En France, le business de petites entreprises
Si Laurence Rossignol, ministre des Droits des femmes sauf de celles qui portent un voile, a comparé les musulmanes en hijab aux « nègres » (sic) qui auraient approuvée leur condition d’esclaves, fustigeant en ces termes la mode dite « islamique » (ou « pudique »), on compte en France plusieurs dizaines d’entreprises sur le marché du prêt-à-porter musulman.
Certaines d’entre elles tirent bon an mal an leur épingle du jeu, mais la majorité de ces entreprises sont des TPE (très petites entreprises) ou des sociétés sous le statut d’autoentrepreneur. La taille de ces entreprises est due principalement à un facteur : les entrepreneurs musulmans ont des difficultés à faire grandir leur business, car pour le plus grand nombre ils n’ont pas accès au crédit usuraire, strictement interdit en islam. L’absence – provisoire – de solutions conformes aux exigences islamiques en matière d’économie ralentit ainsi leur développement.

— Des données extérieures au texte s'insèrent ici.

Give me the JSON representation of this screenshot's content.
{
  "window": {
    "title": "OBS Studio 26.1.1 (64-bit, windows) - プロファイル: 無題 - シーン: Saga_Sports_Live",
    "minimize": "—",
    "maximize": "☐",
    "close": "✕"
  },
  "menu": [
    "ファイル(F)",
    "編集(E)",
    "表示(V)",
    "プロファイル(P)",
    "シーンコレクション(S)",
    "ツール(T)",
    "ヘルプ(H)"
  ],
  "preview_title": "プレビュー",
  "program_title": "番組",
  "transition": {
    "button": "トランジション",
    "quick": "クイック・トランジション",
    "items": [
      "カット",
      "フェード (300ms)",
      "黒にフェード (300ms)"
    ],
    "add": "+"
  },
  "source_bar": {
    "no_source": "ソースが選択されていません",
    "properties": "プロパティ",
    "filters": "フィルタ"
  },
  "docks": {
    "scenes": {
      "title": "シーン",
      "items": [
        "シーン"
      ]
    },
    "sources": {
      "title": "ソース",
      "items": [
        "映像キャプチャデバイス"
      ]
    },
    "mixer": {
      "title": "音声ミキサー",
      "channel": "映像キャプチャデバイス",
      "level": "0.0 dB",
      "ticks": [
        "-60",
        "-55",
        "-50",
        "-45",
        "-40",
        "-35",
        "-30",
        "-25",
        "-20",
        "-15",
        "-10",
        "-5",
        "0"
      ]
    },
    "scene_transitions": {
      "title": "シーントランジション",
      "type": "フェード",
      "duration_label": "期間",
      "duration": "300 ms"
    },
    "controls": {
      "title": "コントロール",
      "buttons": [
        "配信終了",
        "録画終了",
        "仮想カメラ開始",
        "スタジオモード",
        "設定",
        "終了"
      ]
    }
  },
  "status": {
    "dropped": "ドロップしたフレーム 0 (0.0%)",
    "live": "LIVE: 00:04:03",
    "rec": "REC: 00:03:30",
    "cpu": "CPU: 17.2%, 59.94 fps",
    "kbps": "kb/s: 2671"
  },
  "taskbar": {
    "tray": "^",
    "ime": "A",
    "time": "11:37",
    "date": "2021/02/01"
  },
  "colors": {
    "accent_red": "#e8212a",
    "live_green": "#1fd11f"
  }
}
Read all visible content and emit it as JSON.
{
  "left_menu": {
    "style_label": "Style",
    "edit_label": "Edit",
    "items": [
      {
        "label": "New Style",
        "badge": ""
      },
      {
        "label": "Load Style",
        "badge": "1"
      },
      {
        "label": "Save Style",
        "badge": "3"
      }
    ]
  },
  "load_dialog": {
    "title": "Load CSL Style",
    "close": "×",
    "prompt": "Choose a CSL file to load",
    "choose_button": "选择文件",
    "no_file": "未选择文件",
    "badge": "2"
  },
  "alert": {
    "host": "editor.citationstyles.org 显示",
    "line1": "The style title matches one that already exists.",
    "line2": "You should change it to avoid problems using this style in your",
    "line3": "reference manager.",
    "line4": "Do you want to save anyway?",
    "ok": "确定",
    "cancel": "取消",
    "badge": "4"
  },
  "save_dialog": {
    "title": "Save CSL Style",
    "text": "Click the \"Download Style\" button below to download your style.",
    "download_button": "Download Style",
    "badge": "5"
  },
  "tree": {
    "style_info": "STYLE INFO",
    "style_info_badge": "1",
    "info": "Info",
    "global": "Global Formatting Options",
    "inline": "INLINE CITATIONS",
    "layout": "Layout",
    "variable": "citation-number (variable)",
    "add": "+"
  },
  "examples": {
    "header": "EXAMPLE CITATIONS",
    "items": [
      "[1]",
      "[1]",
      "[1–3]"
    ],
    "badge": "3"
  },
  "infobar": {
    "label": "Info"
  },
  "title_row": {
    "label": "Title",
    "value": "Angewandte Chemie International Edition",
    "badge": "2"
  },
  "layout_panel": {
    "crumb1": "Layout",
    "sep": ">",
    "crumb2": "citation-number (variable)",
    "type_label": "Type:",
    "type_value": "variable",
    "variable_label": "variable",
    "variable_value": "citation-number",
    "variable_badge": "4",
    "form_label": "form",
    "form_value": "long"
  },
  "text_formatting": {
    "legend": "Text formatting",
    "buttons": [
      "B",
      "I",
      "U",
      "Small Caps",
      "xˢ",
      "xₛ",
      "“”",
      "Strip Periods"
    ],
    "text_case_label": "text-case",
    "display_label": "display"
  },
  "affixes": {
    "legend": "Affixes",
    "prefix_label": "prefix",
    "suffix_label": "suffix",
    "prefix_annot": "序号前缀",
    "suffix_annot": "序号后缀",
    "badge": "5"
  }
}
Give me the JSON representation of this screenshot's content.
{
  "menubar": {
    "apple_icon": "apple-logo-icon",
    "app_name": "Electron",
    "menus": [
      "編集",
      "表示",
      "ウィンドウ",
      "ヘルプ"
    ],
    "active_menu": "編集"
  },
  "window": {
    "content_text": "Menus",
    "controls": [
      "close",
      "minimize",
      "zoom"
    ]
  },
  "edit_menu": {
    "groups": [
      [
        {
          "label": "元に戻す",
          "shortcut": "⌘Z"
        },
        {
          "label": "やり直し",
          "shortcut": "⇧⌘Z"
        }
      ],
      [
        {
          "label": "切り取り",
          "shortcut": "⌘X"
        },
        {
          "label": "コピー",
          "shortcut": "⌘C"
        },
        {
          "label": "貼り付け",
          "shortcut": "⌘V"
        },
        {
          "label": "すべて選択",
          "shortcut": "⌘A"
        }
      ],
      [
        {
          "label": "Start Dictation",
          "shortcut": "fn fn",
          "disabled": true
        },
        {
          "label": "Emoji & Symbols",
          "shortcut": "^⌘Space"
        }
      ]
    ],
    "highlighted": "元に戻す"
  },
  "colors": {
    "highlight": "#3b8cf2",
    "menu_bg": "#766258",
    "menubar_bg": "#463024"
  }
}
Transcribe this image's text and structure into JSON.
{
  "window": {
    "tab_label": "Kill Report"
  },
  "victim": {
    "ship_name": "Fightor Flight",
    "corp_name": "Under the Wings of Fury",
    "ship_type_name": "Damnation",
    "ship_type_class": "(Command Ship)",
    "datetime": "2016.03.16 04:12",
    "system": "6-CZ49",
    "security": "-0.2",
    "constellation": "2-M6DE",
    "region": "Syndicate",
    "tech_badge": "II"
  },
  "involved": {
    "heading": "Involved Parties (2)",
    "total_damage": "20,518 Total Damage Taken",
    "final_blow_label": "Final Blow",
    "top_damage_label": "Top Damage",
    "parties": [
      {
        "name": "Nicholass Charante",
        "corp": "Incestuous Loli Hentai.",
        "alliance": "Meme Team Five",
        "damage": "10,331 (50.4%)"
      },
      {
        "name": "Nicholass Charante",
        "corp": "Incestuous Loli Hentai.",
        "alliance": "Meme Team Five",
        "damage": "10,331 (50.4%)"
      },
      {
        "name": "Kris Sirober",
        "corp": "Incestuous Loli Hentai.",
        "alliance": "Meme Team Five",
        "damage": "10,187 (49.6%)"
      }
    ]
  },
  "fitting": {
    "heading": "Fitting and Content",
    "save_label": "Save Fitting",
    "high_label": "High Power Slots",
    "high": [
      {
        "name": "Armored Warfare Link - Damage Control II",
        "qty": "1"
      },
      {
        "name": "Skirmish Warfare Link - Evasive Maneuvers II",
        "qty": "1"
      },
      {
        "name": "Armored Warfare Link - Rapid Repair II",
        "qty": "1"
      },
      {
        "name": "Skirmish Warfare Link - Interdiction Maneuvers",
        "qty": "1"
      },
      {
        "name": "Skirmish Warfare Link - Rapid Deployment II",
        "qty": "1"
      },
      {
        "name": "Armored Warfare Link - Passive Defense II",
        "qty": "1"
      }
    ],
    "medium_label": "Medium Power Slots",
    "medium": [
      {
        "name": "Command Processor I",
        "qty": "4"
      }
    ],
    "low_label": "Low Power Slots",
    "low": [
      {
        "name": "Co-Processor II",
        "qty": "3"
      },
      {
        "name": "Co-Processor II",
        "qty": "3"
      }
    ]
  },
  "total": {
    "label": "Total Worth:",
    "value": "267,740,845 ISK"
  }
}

L’arrivée, inéluctable en France, des mastodontes tels Dolce&Gabanna, Uniqlo, Mango ou encore H&M devrait très largement rebattre les cartes. Seules les marques qui auront anticipé la venue de ces féroces concurrents pourront ne pas pâtir de leur entrée sur le marché.
Lire – Islamic Fashion : les musulmans vont-ils encore se laisser déposséder ?
Gap France ose la mode islamique
Outre les marques mentionnées plus haut, il faut désormais compter aussi avec Gap (14,2 milliards d’euros dans le monde en 2016). Voici le message publié le 5 mai 2017 par le compte Gap international sur Twitter (comme sur Instagram). Si la photo d’une femme portant un hijab sur un tel compte détone, le texte n’en est pas moins intéressant.
I am curious, passionate. A hard worker and a dreamer. I am kind-hearted — and all about my friends and family. I am Hybutalla. #IAmGap pic.twitter.com/NZzn1RDK4b
— Gap (@Gap) 5 mai 2017
Hybutalla (prénom du modèle) précise qu’elle est « curieuse », « passionnée », « travailleuse acharnée », « rêveuse » et qu’elle a un « grand coeur ». Par ces mots, Gap sort de la vision réductrice qui consiste à enfermer les femmes musulmanes dans le voile qu’elles portent. Cette attention, intelligente, devrait séduire.
Sur Instagram, le compte de Gap France a aussi publié, contre toute attente, cette photo. Avec le commentaire suivant : « Je suis Hybutalla. Je suis philosophe amateur et je suis toujours la première à rire. » Là encore, Gap choisit de ne pas réduire les musulmanes à leur voile.
Que la filiale française s’aventure à publier une telle photographie, qui plus est avec un commentaire aussi positif, est une petite révolution. Mais ce n’est pas tout, comme chacun le constatera en regardant la photo ci-dessous.
Une audace qui s’avèrera payante
Cette photo a été prise à Paris, avenue des Champs-Elysées, où se trouve un magasin Gap. Il s’agit de la même photo que celle publiée sur les réseaux sociaux, cette fois grand format, placée dans la vitrine de l’enseigne. Le lieu n’a rien d’anecdotique. La « plus belle avenue du monde » attire chaque année 100 millions de badauds (dont 30 millions de touristes étrangers) ; autant dire que le choix de cette photo est, dans le contexte français, audacieux.
L’audace de Gap ne devrait évidemment pas manquer de faire grincer des dents, voire de créer une polémique qui pourrait paradoxalement profiter à l’enseigne, à l’instar de l’enseigne Quick en 2010 lors de la conversation au halal de quelques-uns de ces restaurants.
A l’époque, le patron d’alors de Quick, Jacques-Edouard Charret, choisit avec intelligence de ne pas réagir aux très nombreuses réactions, dont la plus virulente – et la plus ridicule – fut celle de Marine Le Pen, celle qui ne sera pas présidente en 2017. Résultat : la couverture médiatique, nationale et internationale, a été gigantesque. Le spécialiste du fast-food a ainsi pu bénéficier d’une publicité à plusieurs dizaines de millions d’euros sans débourser un centime.
C’est pourquoi la caravane Gap France devrait laisser les chiens aboyer : ils lui permettront de faire savoir au plus grand nombre, sans aucun frais de publicité, qu’elle commercialise désormais dans ses magasins en France des hijabs, sans redouter un véritable bad buzz : après quelques mois, les critiques contre les Quick halal, se sont tues. Qui aujourd’hui les conteste ? Même s’il demeure encore des Français qui ne les approuvent pas, ces restaurants halal ne font plus polémique, mais font toujours grandement recette. Gap France fera face assurément à des appels au boycott, principalement sur Internet, puis les semaines passeront et tout rentrera dans l’ordre pour l’enseigne.